Alyx Vesey, University of Wisconsin, Madison

Zooey Deschanel’s voice is the aural equivalent to a photo taken in Hipstamatic. Its graininess simulates a superficial, imagined vintage aesthetic. Deschanel co-wrote and performs the theme to her new sitcom, The New Girl. Inspired by John Sebastian’s theme for Welcome Back, Kotter, it intends to present the actress and lead character as “adorkable”. Perhaps it was once a curious move for a film actress to star in a network sitcom. But The New Girl is another platform for Deschanel to assert herself as an indie pop star. If not Cotton ads, her lifestyle site Hello Giggles, or films where she plays the manic pixie dream girl, why not a sitcom with Glee as its lead-in?

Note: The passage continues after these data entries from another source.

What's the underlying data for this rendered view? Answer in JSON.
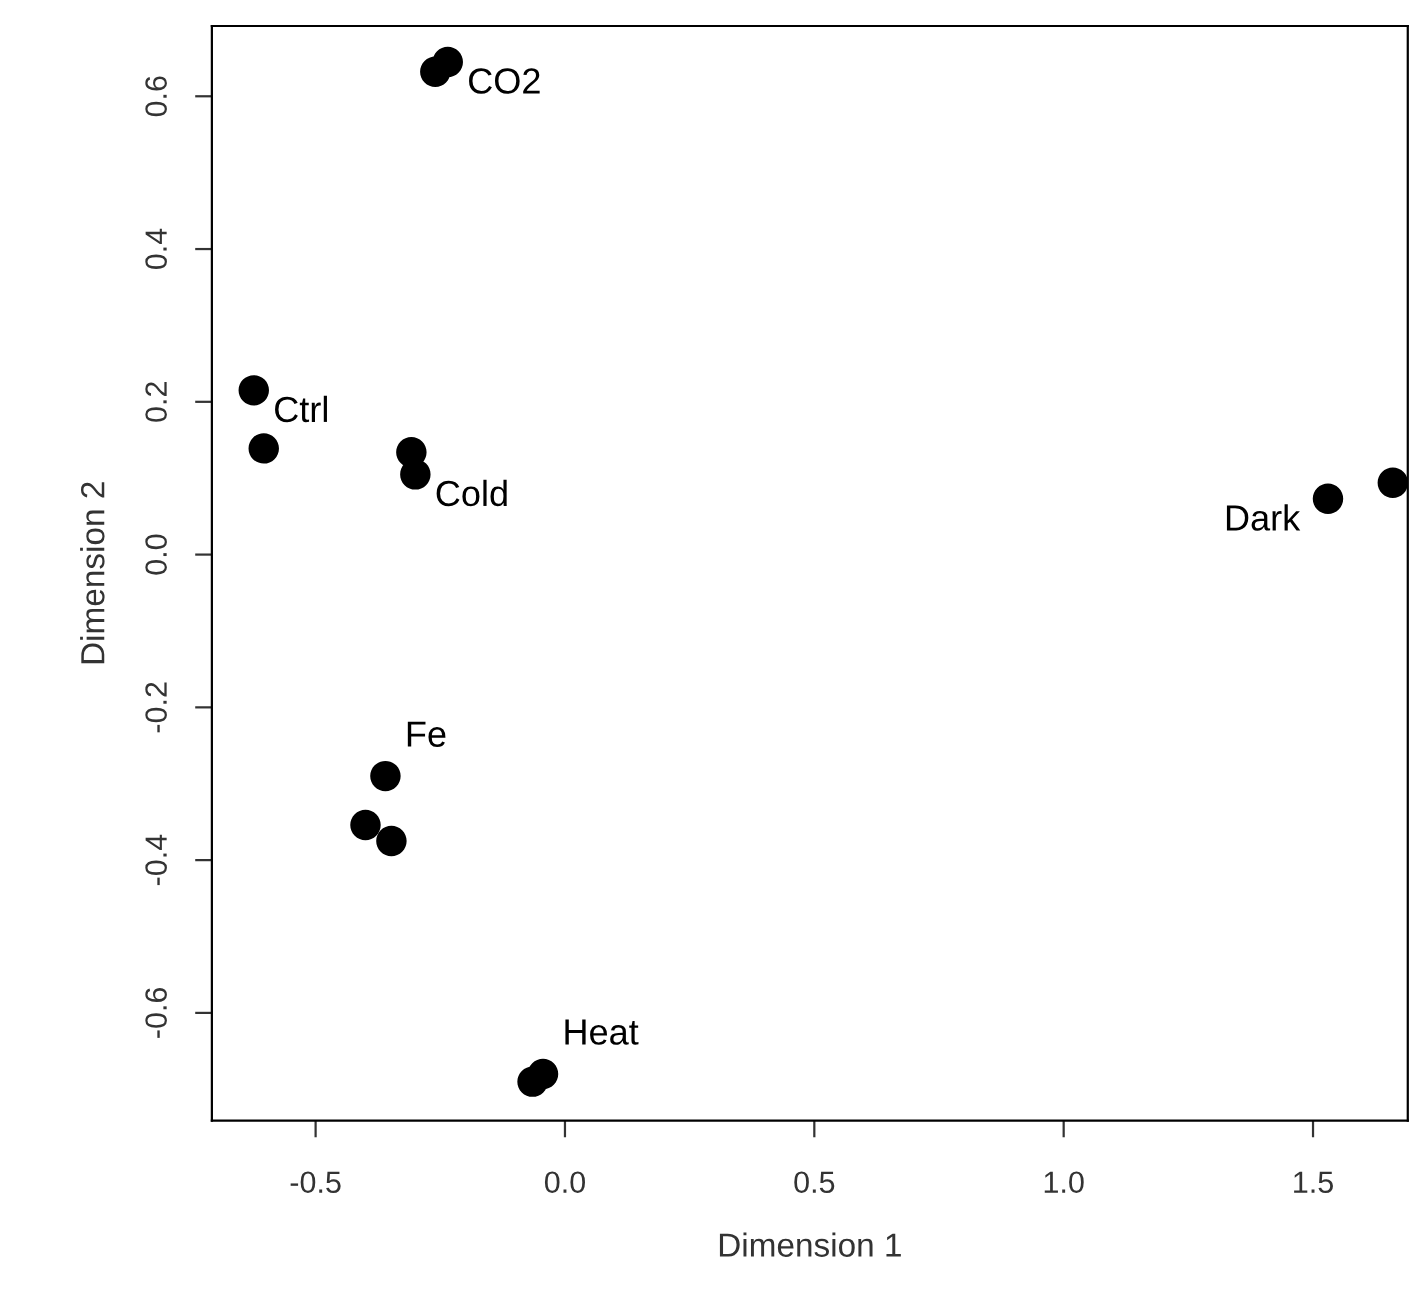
{
  "chart_data": {
    "type": "scatter",
    "xlabel": "Dimension 1",
    "ylabel": "Dimension 2",
    "x": [
      -0.26,
      -0.235,
      -0.624,
      -0.604,
      -0.308,
      -0.3,
      -0.36,
      -0.4,
      -0.348,
      -0.044,
      -0.065,
      1.53,
      1.66
    ],
    "series": [
      {
        "color": "#000000",
        "values": [
          0.632,
          0.645,
          0.215,
          0.139,
          0.134,
          0.105,
          -0.29,
          -0.354,
          -0.375,
          -0.68,
          -0.69,
          0.073,
          0.094
        ]
      }
    ],
    "annotations": [
      {
        "text": "CO2",
        "x": -0.235,
        "y": 0.645
      },
      {
        "text": "Ctrl",
        "x": -0.624,
        "y": 0.215
      },
      {
        "text": "Cold",
        "x": -0.3,
        "y": 0.105
      },
      {
        "text": "Fe",
        "x": -0.36,
        "y": -0.29
      },
      {
        "text": "Heat",
        "x": -0.044,
        "y": -0.68
      },
      {
        "text": "Dark",
        "x": 1.53,
        "y": 0.073
      }
    ],
    "xlim": [
      -0.708,
      1.69
    ],
    "ylim": [
      -0.741,
      0.692
    ],
    "xticks": [
      {
        "value": -0.5,
        "label": "-0.5"
      },
      {
        "value": 0.0,
        "label": "0.0"
      },
      0.5,
      {
        "value": 1.0,
        "label": "1.0"
      },
      1.5
    ],
    "yticks": [
      {
        "value": -0.6,
        "label": "-0.6"
      },
      {
        "value": -0.4,
        "label": "-0.4"
      },
      {
        "value": -0.2,
        "label": "-0.2"
      },
      {
        "value": 0.0,
        "label": "0.0"
      },
      0.2,
      0.4,
      0.6
    ],
    "marker": "circle"
  }
}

Protagonist Jess Day often breaks into song, indicating the twenty-something’s supposed charm. The key difference between this free-spirited kindergarten teacher and Deschanel’s previous roles is that Day is considered ugly and repellent to men. Day impulsively moves in with three guys she met on Craigslist following a breakup. Nick (Jake Johnson), Schmidt (Max Greenfield), and Coach (Damon Wayans Jr., who is returning to ABC’s Happy Endings) mentor Day on their definition of being sexy. Day’s best friend, model Cece Meyers (Hannah Simone, one of the few cast members of color), disapproves of this arrangement. However, she really wants Day to have a boyfriend. So she lends Day clothes for a date, even though she has a closet full of frilly dresses.

Creator and Fempire member Elizabeth Meriwether explored similar terrain in No Strings Attached, a comedy about Los Angelenos who hate their romantic prospects and seemingly each other. The New Girl has similar contempt for its characters. Worse, it also perpetuates the idea that young women are infantile co-dependents who need nerd glasses, insipid affectations, and male mentors to fashion an identity built entirely around men.

The X Factor (Premiered 9/21/2011)

Amber Watts, Texas Christian University

So, hey, remember back, like, 7 years ago when you still liked American Idol?  When Simon and Paula fought so adorably, and we thought Randy Jackson might actually have real words to say?  This is the same show, except the stage lighting is red (not blue), the judges have Pepsi cups (blue, not red), and Simon Cowell is doing Verizon (not AT&T) commercials.  Yes, there are other differences—contestant ages can range from 12 to senile, vocal groups are allowed, the judges will eventually coach contestants, and LA Reid has thoughts beyond “dawg” and “a’ight.”  Also, with a $5 million prize, the stakes of winning have been raised significantly.  The lack of an upper age limit further opens the range of tragic backstories—last night’s “Susan Boyle” was a 42-year-old single mom with a heart-wrenching “dream deferred thanks to an abusive relationship” tale (although the consensus in my house was that she was pitchy)—which gives us more possible reasons a reality show winner deserves $5 million.  In the end, though, I’m not sure if it will offer anything new, except, perhaps, exhausting the Fox-singing-competition audience before American Idol starts in January… That said, you should watch tonight’s episode; I was in the audience for the Dallas auditions, and the James-Brown-looking guy was pretty epic.